Все опять замолчали, а Бонапарт как бы про себя сказал:
– Неверно. Штык гарантирует свободу. Военная сила – вот что держит все государства. Она как обруч, скрепляющий бочку. Сними обруч, и бочка рассыплется на отдельные дощечки – сословия и группы людей. – И как бы спохватившись, резко закончил: – Благодарю вас, мои друзья. Мы многое сегодня постигли и узнали, о многом еще подумаем. За дело!
ВЕТЕР ПУСТЫНИ
Вот уже несколько дней Селезнев был в Египте. Казалось, какие-то сказочные картины мелькнули перед его глазами. Наполненные зноем пески, до горизонта раскинувшийся Нил, тянущиеся к небу тонкие руки минаретов, выныривающие из миражного марева белые восточные города – было ли все это? Или это сны во время коротких и недолгих привалов?

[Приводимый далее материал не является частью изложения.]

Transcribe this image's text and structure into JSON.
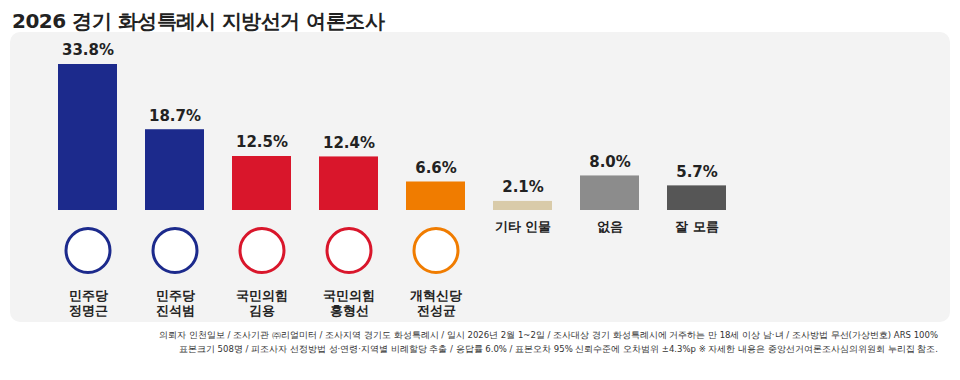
{
  "chart_data": {
    "type": "bar",
    "title": "2026 경기 화성특례시 지방선거 여론조사",
    "categories": [
      "민주당\n정명근",
      "민주당\n진석범",
      "국민의힘\n김용",
      "국민의힘\n홍형선",
      "개혁신당\n전성균",
      "기타 인물",
      "없음",
      "잘 모름"
    ],
    "values": [
      33.8,
      18.7,
      12.5,
      12.4,
      6.6,
      2.1,
      8.0,
      5.7
    ],
    "value_labels": [
      "33.8%",
      "18.7%",
      "12.5%",
      "12.4%",
      "6.6%",
      "2.1%",
      "8.0%",
      "5.7%"
    ],
    "colors": [
      "#1c2a8c",
      "#1c2a8c",
      "#d9162b",
      "#d9162b",
      "#f07c00",
      "#d9cba9",
      "#8c8c8c",
      "#565656"
    ],
    "data_labels": true,
    "tick_labels": false,
    "grid": false,
    "notes": [
      "의뢰자 인천일보 / 조사기관 ㈜리얼미터 / 조사지역 경기도 화성특례시 / 일시 2026년 2월 1~2일 / 조사대상 경기 화성특례시에 거주하는 만 18세 이상 남·녀 / 조사방법 무선(가상번호) ARS 100%",
      "표본크기 508명 / 피조사자 선정방법 성·연령·지역별 비례할당 추출 / 응답률 6.0% / 표본오차 95% 신뢰수준에 오차범위 ±4.3%p ※ 자세한 내용은 중앙선거여론조사심의위원회 누리집 참조."
    ]
  }
}
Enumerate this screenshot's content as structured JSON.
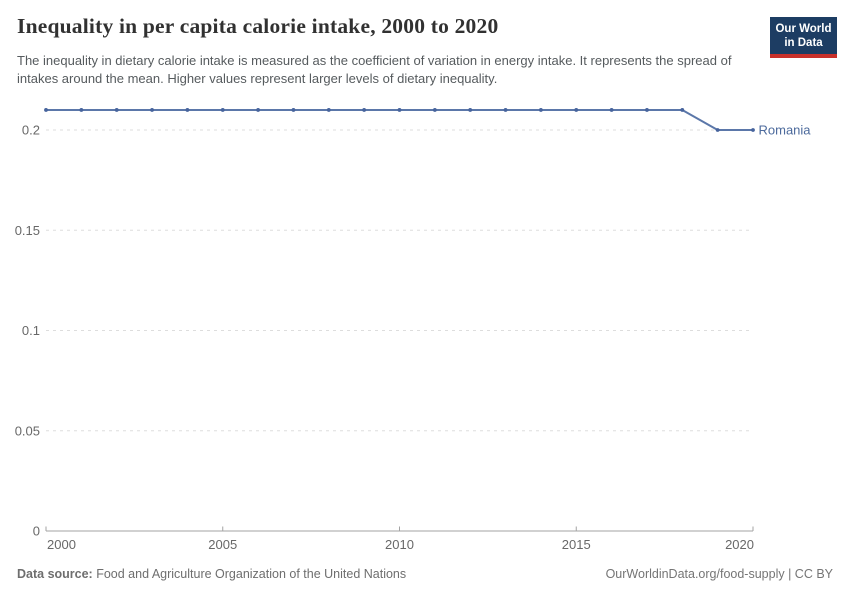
{
  "header": {
    "title": "Inequality in per capita calorie intake, 2000 to 2020",
    "subtitle": "The inequality in dietary calorie intake is measured as the coefficient of variation in energy intake. It represents the spread of intakes around the mean. Higher values represent larger levels of dietary inequality.",
    "logo": {
      "line1": "Our World",
      "line2": "in Data",
      "bg_color": "#1d3d63",
      "stripe_color": "#c9312b"
    }
  },
  "footer": {
    "datasource_label": "Data source:",
    "datasource_value": "Food and Agriculture Organization of the United Nations",
    "link": "OurWorldinData.org/food-supply | CC BY"
  },
  "chart_data": {
    "type": "line",
    "title": "Inequality in per capita calorie intake, 2000 to 2020",
    "xlabel": "",
    "ylabel": "",
    "xlim": [
      2000,
      2020
    ],
    "ylim": [
      0,
      0.21
    ],
    "grid": "horizontal-dashed",
    "legend_position": "line-end-label",
    "x_ticks": [
      {
        "v": 2000,
        "label": "2000"
      },
      {
        "v": 2005,
        "label": "2005"
      },
      {
        "v": 2010,
        "label": "2010"
      },
      {
        "v": 2015,
        "label": "2015"
      },
      {
        "v": 2020,
        "label": "2020"
      }
    ],
    "y_ticks": [
      {
        "v": 0,
        "label": "0"
      },
      {
        "v": 0.05,
        "label": "0.05"
      },
      {
        "v": 0.1,
        "label": "0.1"
      },
      {
        "v": 0.15,
        "label": "0.15"
      },
      {
        "v": 0.2,
        "label": "0.2"
      }
    ],
    "series": [
      {
        "name": "Romania",
        "x": [
          2000,
          2001,
          2002,
          2003,
          2004,
          2005,
          2006,
          2007,
          2008,
          2009,
          2010,
          2011,
          2012,
          2013,
          2014,
          2015,
          2016,
          2017,
          2018,
          2019,
          2020
        ],
        "values": [
          0.21,
          0.21,
          0.21,
          0.21,
          0.21,
          0.21,
          0.21,
          0.21,
          0.21,
          0.21,
          0.21,
          0.21,
          0.21,
          0.21,
          0.21,
          0.21,
          0.21,
          0.21,
          0.21,
          0.2,
          0.2
        ]
      }
    ],
    "colors": {
      "line": "#5b77a9",
      "marker": "#47649d",
      "series_label": "#4c6a9c",
      "grid": "#dddddd",
      "axis": "#a3a3a3",
      "tick_label": "#686868"
    }
  }
}
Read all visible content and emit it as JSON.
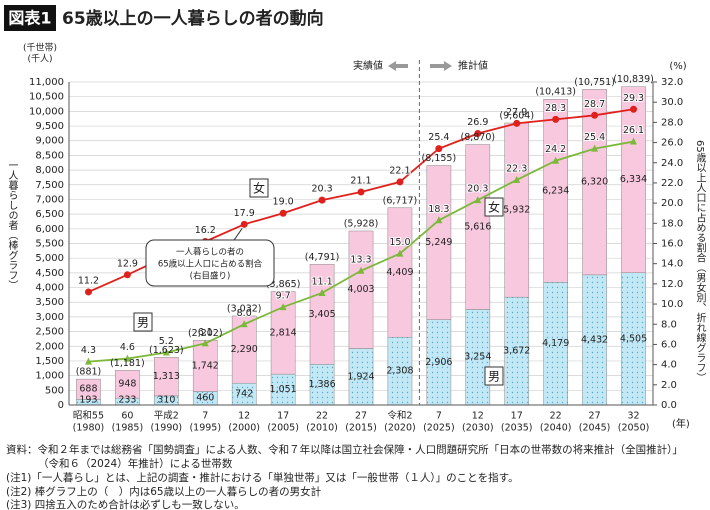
{
  "chart_data": {
    "type": "bar-line",
    "title_tag": "図表1",
    "title": "65歳以上の一人暮らしの者の動向",
    "y_unit_1": "(千世帯)",
    "y_unit_2": "(千人)",
    "y_label": "一人暮らしの者（棒グラフ）",
    "y2_unit": "(%)",
    "y2_label": "65歳以上人口に占める割合（男女別、折れ線グラフ）",
    "x_unit": "(年)",
    "actual_label": "実績値",
    "projected_label": "推計値",
    "callout": [
      "一人暮らしの者の",
      "65歳以上人口に占める割合",
      "(右目盛り)"
    ],
    "categories": [
      "昭和55",
      "60",
      "平成2",
      "7",
      "12",
      "17",
      "22",
      "27",
      "令和2",
      "7",
      "12",
      "17",
      "22",
      "27",
      "32"
    ],
    "category_years": [
      "(1980)",
      "(1985)",
      "(1990)",
      "(1995)",
      "(2000)",
      "(2005)",
      "(2010)",
      "(2015)",
      "(2020)",
      "(2025)",
      "(2030)",
      "(2035)",
      "(2040)",
      "(2045)",
      "(2050)"
    ],
    "series": [
      {
        "name": "男",
        "type": "bar",
        "color": "#c3e8f5",
        "values": [
          193,
          233,
          310,
          460,
          742,
          1051,
          1386,
          1924,
          2308,
          2906,
          3254,
          3672,
          4179,
          4432,
          4505
        ],
        "value_labels": [
          "193",
          "233",
          "310",
          "460",
          "742",
          "1,051",
          "1,386",
          "1,924",
          "2,308",
          "2,906",
          "3,254",
          "3,672",
          "4,179",
          "4,432",
          "4,505"
        ]
      },
      {
        "name": "女",
        "type": "bar",
        "color": "#f8c8de",
        "values": [
          688,
          948,
          1313,
          1742,
          2290,
          2814,
          3405,
          4003,
          4409,
          5249,
          5616,
          5932,
          6234,
          6320,
          6334
        ],
        "value_labels": [
          "688",
          "948",
          "1,313",
          "1,742",
          "2,290",
          "2,814",
          "3,405",
          "4,003",
          "4,409",
          "5,249",
          "5,616",
          "5,932",
          "6,234",
          "6,320",
          "6,334"
        ]
      },
      {
        "name": "女",
        "type": "line",
        "axis": "y2",
        "color": "#e0201c",
        "values": [
          11.2,
          12.9,
          14.7,
          16.2,
          17.9,
          19.0,
          20.3,
          21.1,
          22.1,
          25.4,
          26.9,
          27.9,
          28.3,
          28.7,
          29.3
        ],
        "value_labels": [
          "11.2",
          "12.9",
          "14.7",
          "16.2",
          "17.9",
          "19.0",
          "20.3",
          "21.1",
          "22.1",
          "25.4",
          "26.9",
          "27.9",
          "28.3",
          "28.7",
          "29.3"
        ]
      },
      {
        "name": "男",
        "type": "line",
        "axis": "y2",
        "color": "#7cb83a",
        "values": [
          4.3,
          4.6,
          5.2,
          6.1,
          8.0,
          9.7,
          11.1,
          13.3,
          15.0,
          18.3,
          20.3,
          22.3,
          24.2,
          25.4,
          26.1
        ],
        "value_labels": [
          "4.3",
          "4.6",
          "5.2",
          "6.1",
          "8.0",
          "9.7",
          "11.1",
          "13.3",
          "15.0",
          "18.3",
          "20.3",
          "22.3",
          "24.2",
          "25.4",
          "26.1"
        ]
      }
    ],
    "totals": {
      "values": [
        881,
        1181,
        1623,
        2202,
        3032,
        3865,
        4791,
        5928,
        6717,
        8155,
        8870,
        9604,
        10413,
        10751,
        10839
      ],
      "value_labels": [
        "(881)",
        "(1,181)",
        "(1,623)",
        "(2,202)",
        "(3,032)",
        "(3,865)",
        "(4,791)",
        "(5,928)",
        "(6,717)",
        "(8,155)",
        "(8,870)",
        "(9,604)",
        "(10,413)",
        "(10,751)",
        "(10,839)"
      ]
    },
    "ylim": [
      0,
      11000
    ],
    "yticks": [
      0,
      500,
      {
        "value": 1000,
        "label": "1,000"
      },
      {
        "value": 1500,
        "label": "1,500"
      },
      {
        "value": 2000,
        "label": "2,000"
      },
      {
        "value": 2500,
        "label": "2,500"
      },
      {
        "value": 3000,
        "label": "3,000"
      },
      {
        "value": 3500,
        "label": "3,500"
      },
      {
        "value": 4000,
        "label": "4,000"
      },
      {
        "value": 4500,
        "label": "4,500"
      },
      {
        "value": 5000,
        "label": "5,000"
      },
      {
        "value": 5500,
        "label": "5,500"
      },
      {
        "value": 6000,
        "label": "6,000"
      },
      {
        "value": 6500,
        "label": "6,500"
      },
      {
        "value": 7000,
        "label": "7,000"
      },
      {
        "value": 7500,
        "label": "7,500"
      },
      {
        "value": 8000,
        "label": "8,000"
      },
      {
        "value": 8500,
        "label": "8,500"
      },
      {
        "value": 9000,
        "label": "9,000"
      },
      {
        "value": 9500,
        "label": "9,500"
      },
      {
        "value": 10000,
        "label": "10,000"
      },
      {
        "value": 10500,
        "label": "10,500"
      },
      {
        "value": 11000,
        "label": "11,000"
      }
    ],
    "y2lim": [
      0,
      32
    ],
    "y2ticks": [
      {
        "value": 0,
        "label": "0.0"
      },
      {
        "value": 2,
        "label": "2.0"
      },
      {
        "value": 4,
        "label": "4.0"
      },
      {
        "value": 6,
        "label": "6.0"
      },
      {
        "value": 8,
        "label": "8.0"
      },
      {
        "value": 10,
        "label": "10.0"
      },
      {
        "value": 12,
        "label": "12.0"
      },
      {
        "value": 14,
        "label": "14.0"
      },
      {
        "value": 16,
        "label": "16.0"
      },
      {
        "value": 18,
        "label": "18.0"
      },
      {
        "value": 20,
        "label": "20.0"
      },
      {
        "value": 22,
        "label": "22.0"
      },
      {
        "value": 24,
        "label": "24.0"
      },
      {
        "value": 26,
        "label": "26.0"
      },
      {
        "value": 28,
        "label": "28.0"
      },
      {
        "value": 30,
        "label": "30.0"
      },
      {
        "value": 32,
        "label": "32.0"
      }
    ],
    "grid": true,
    "notes": [
      "資料：令和２年までは総務省「国勢調査」による人数、令和７年以降は国立社会保障・人口問題研究所「日本の世帯数の将来推計（全国推計）」",
      "（令和６（2024）年推計）による世帯数",
      "(注1)「一人暮らし」とは、上記の調査・推計における「単独世帯」又は「一般世帯（１人）」のことを指す。",
      "(注2) 棒グラフ上の（　）内は65歳以上の一人暮らしの者の男女計",
      "(注3) 四捨五入のため合計は必ずしも一致しない。"
    ]
  }
}
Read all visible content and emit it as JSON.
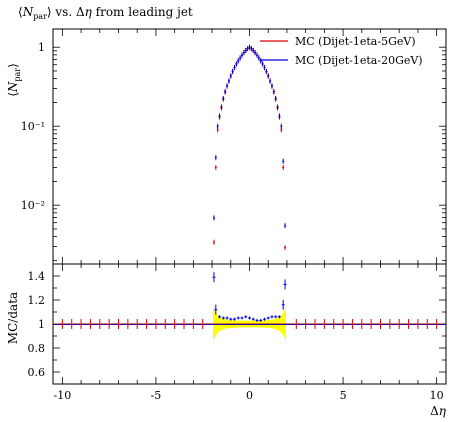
{
  "chart_data": [
    {
      "type": "scatter",
      "panel": "main",
      "title": "⟨N_par⟩ vs. Δη from leading jet",
      "ylabel": "⟨N_par⟩",
      "xlabel": "",
      "xlim": [
        -10.5,
        10.5
      ],
      "ylim": [
        0.0018,
        1.7
      ],
      "yscale": "log",
      "legend_position": "top-right",
      "x_ticks": [
        -10,
        -5,
        0,
        5,
        10
      ],
      "y_ticks": [
        {
          "value": 1,
          "label": "1"
        },
        {
          "value": 0.1,
          "label": "10⁻¹"
        },
        {
          "value": 0.01,
          "label": "10⁻²"
        }
      ],
      "series": [
        {
          "name": "MC (Dijet-1eta-5GeV)",
          "color": "#e00000",
          "x": [
            -1.9,
            -1.8,
            -1.7,
            -1.6,
            -1.5,
            -1.4,
            -1.3,
            -1.2,
            -1.1,
            -1.0,
            -0.9,
            -0.8,
            -0.7,
            -0.6,
            -0.5,
            -0.4,
            -0.3,
            -0.2,
            -0.1,
            0.0,
            0.1,
            0.2,
            0.3,
            0.4,
            0.5,
            0.6,
            0.7,
            0.8,
            0.9,
            1.0,
            1.1,
            1.2,
            1.3,
            1.4,
            1.5,
            1.6,
            1.7,
            1.8,
            1.9
          ],
          "y": [
            0.0034,
            0.03,
            0.09,
            0.13,
            0.17,
            0.22,
            0.27,
            0.32,
            0.37,
            0.43,
            0.49,
            0.55,
            0.61,
            0.67,
            0.73,
            0.79,
            0.85,
            0.91,
            0.96,
            1.0,
            0.96,
            0.91,
            0.85,
            0.79,
            0.73,
            0.67,
            0.61,
            0.55,
            0.49,
            0.43,
            0.37,
            0.32,
            0.27,
            0.22,
            0.17,
            0.13,
            0.09,
            0.03,
            0.0029
          ]
        },
        {
          "name": "MC (Dijet-1eta-20GeV)",
          "color": "#0000e0",
          "x": [
            -1.9,
            -1.8,
            -1.7,
            -1.6,
            -1.5,
            -1.4,
            -1.3,
            -1.2,
            -1.1,
            -1.0,
            -0.9,
            -0.8,
            -0.7,
            -0.6,
            -0.5,
            -0.4,
            -0.3,
            -0.2,
            -0.1,
            0.0,
            0.1,
            0.2,
            0.3,
            0.4,
            0.5,
            0.6,
            0.7,
            0.8,
            0.9,
            1.0,
            1.1,
            1.2,
            1.3,
            1.4,
            1.5,
            1.6,
            1.7,
            1.8,
            1.9
          ],
          "y": [
            0.0069,
            0.04,
            0.1,
            0.135,
            0.175,
            0.225,
            0.275,
            0.325,
            0.375,
            0.435,
            0.495,
            0.555,
            0.615,
            0.675,
            0.735,
            0.795,
            0.855,
            0.91,
            0.96,
            1.0,
            0.96,
            0.91,
            0.855,
            0.795,
            0.735,
            0.675,
            0.615,
            0.555,
            0.495,
            0.435,
            0.375,
            0.325,
            0.275,
            0.225,
            0.175,
            0.135,
            0.1,
            0.036,
            0.0055
          ]
        }
      ]
    },
    {
      "type": "scatter",
      "panel": "ratio",
      "title": "",
      "xlabel": "Δη",
      "ylabel": "MC/data",
      "xlim": [
        -10.5,
        10.5
      ],
      "ylim": [
        0.5,
        1.5
      ],
      "x_ticks": [
        -10,
        -5,
        0,
        5,
        10
      ],
      "y_ticks": [
        0.6,
        0.8,
        1,
        1.2,
        1.4
      ],
      "reference_line": 1,
      "band_color": "#ffff00",
      "series": [
        {
          "color": "#e00000",
          "x": [
            -10,
            -9.5,
            -9,
            -8.5,
            -8,
            -7.5,
            -7,
            -6.5,
            -6,
            -5.5,
            -5,
            -4.5,
            -4,
            -3.5,
            -3,
            -2.5,
            2.5,
            3,
            3.5,
            4,
            4.5,
            5,
            5.5,
            6,
            6.5,
            7,
            7.5,
            8,
            8.5,
            9,
            9.5,
            10
          ],
          "y": [
            1,
            1,
            1,
            1,
            1,
            1,
            1,
            1,
            1,
            1,
            1,
            1,
            1,
            1,
            1,
            1,
            1,
            1,
            1,
            1,
            1,
            1,
            1,
            1,
            1,
            1,
            1,
            1,
            1,
            1,
            1,
            1
          ]
        },
        {
          "color": "#0000e0",
          "x": [
            -1.9,
            -1.8,
            -1.6,
            -1.4,
            -1.2,
            -1.0,
            -0.8,
            -0.6,
            -0.4,
            -0.2,
            0.0,
            0.2,
            0.4,
            0.6,
            0.8,
            1.0,
            1.2,
            1.4,
            1.6,
            1.8,
            1.9
          ],
          "y": [
            1.39,
            1.12,
            1.06,
            1.05,
            1.05,
            1.04,
            1.04,
            1.05,
            1.05,
            1.06,
            1.05,
            1.04,
            1.03,
            1.03,
            1.04,
            1.05,
            1.06,
            1.06,
            1.06,
            1.16,
            1.33
          ]
        }
      ]
    }
  ]
}
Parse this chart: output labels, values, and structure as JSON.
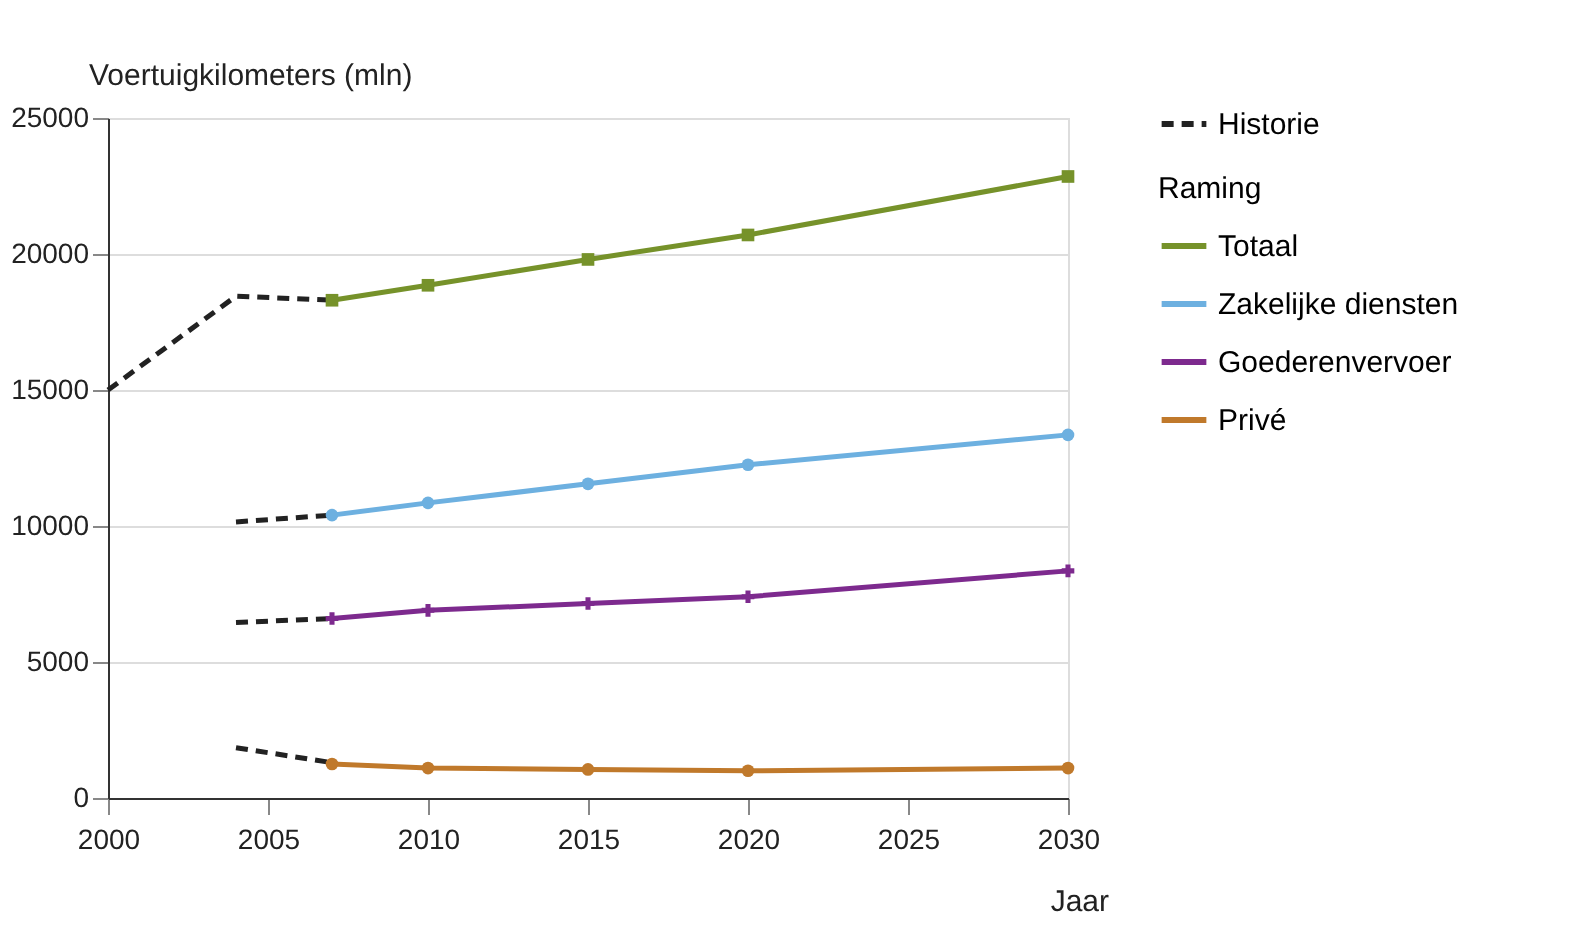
{
  "chart_data": {
    "type": "line",
    "xlabel": "Jaar",
    "ylabel": "Voertuigkilometers (mln)",
    "legend_title": "Raming",
    "xlim": [
      2000,
      2030
    ],
    "xticks": [
      2000,
      2005,
      2010,
      2015,
      2020,
      2025,
      2030
    ],
    "ylim": [
      0,
      25000
    ],
    "yticks": [
      0,
      5000,
      10000,
      15000,
      20000,
      25000
    ],
    "grid": "y",
    "legend": "top right",
    "series": [
      {
        "name": "Historie",
        "color": "#222222",
        "line_style": "dashed",
        "marker": "none",
        "x": [
          2000,
          2004,
          2007
        ],
        "values": [
          15000,
          18450,
          18300
        ]
      },
      {
        "color": "#222222",
        "line_style": "dashed",
        "marker": "none",
        "x": [
          2004,
          2007
        ],
        "values": [
          10150,
          10400
        ]
      },
      {
        "color": "#222222",
        "line_style": "dashed",
        "marker": "none",
        "x": [
          2004,
          2007
        ],
        "values": [
          6450,
          6600
        ]
      },
      {
        "color": "#222222",
        "line_style": "dashed",
        "marker": "none",
        "x": [
          2004,
          2007
        ],
        "values": [
          1850,
          1300
        ]
      },
      {
        "name": "Totaal",
        "color": "#76922a",
        "line_style": "solid",
        "marker": "square",
        "x": [
          2007,
          2010,
          2015,
          2020,
          2030
        ],
        "values": [
          18300,
          18850,
          19800,
          20700,
          22850
        ]
      },
      {
        "name": "Zakelijke diensten",
        "color": "#6db0e0",
        "line_style": "solid",
        "marker": "circle",
        "x": [
          2007,
          2010,
          2015,
          2020,
          2030
        ],
        "values": [
          10400,
          10850,
          11550,
          12250,
          13350
        ]
      },
      {
        "name": "Goederenvervoer",
        "color": "#7d2a8e",
        "line_style": "solid",
        "marker": "cross",
        "x": [
          2007,
          2010,
          2015,
          2020,
          2030
        ],
        "values": [
          6600,
          6900,
          7150,
          7400,
          8350
        ]
      },
      {
        "name": "Privé",
        "color": "#c0792b",
        "line_style": "solid",
        "marker": "circle",
        "x": [
          2007,
          2010,
          2015,
          2020,
          2030
        ],
        "values": [
          1250,
          1100,
          1050,
          1000,
          1100
        ]
      }
    ]
  }
}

Наполеон и его солдаты почувствовали себя уверенно, вступив на египетский берег первого июля. Их больше не мучила неизвестность, не мутила качка, не страшила египетская даль. На суше им не страшны любые англичане. Сюда, на древнюю землю, заявил солдатам генерал, они несут идеи великой революции, освобождение египетскому народу от тирании злобных мамлюков. Эти бывшие охранники султана захватывали власть и угнетали местных крестьян-феллахов. Солдаты Франции, сами бывшие крестьяне, не возражали помочь египетским феллахам – тоже ведь страдали раньше от феодалов. Еще генерал обещал богатую добычу после взятия Каира. Так что можно повоевать и поосвобождать попутно.
Однако Египет встретил «освободителей» не так, как Италия, где тысячи горожан осыпали цветами солдат с трехцветными кокардами революции, а веселые итальянки, беря под руку громыхающего деревянными башмаками санкюлота, долго сопровождали его по улицам города. Здесь Александрия безмолвствовала, когда французы овладели городом. Лишь нищие старики, которым терять было нечего, низко кланялись завоевателям да бездомные собаки боязливо полаивали на идущих по пыльным улицам солдат.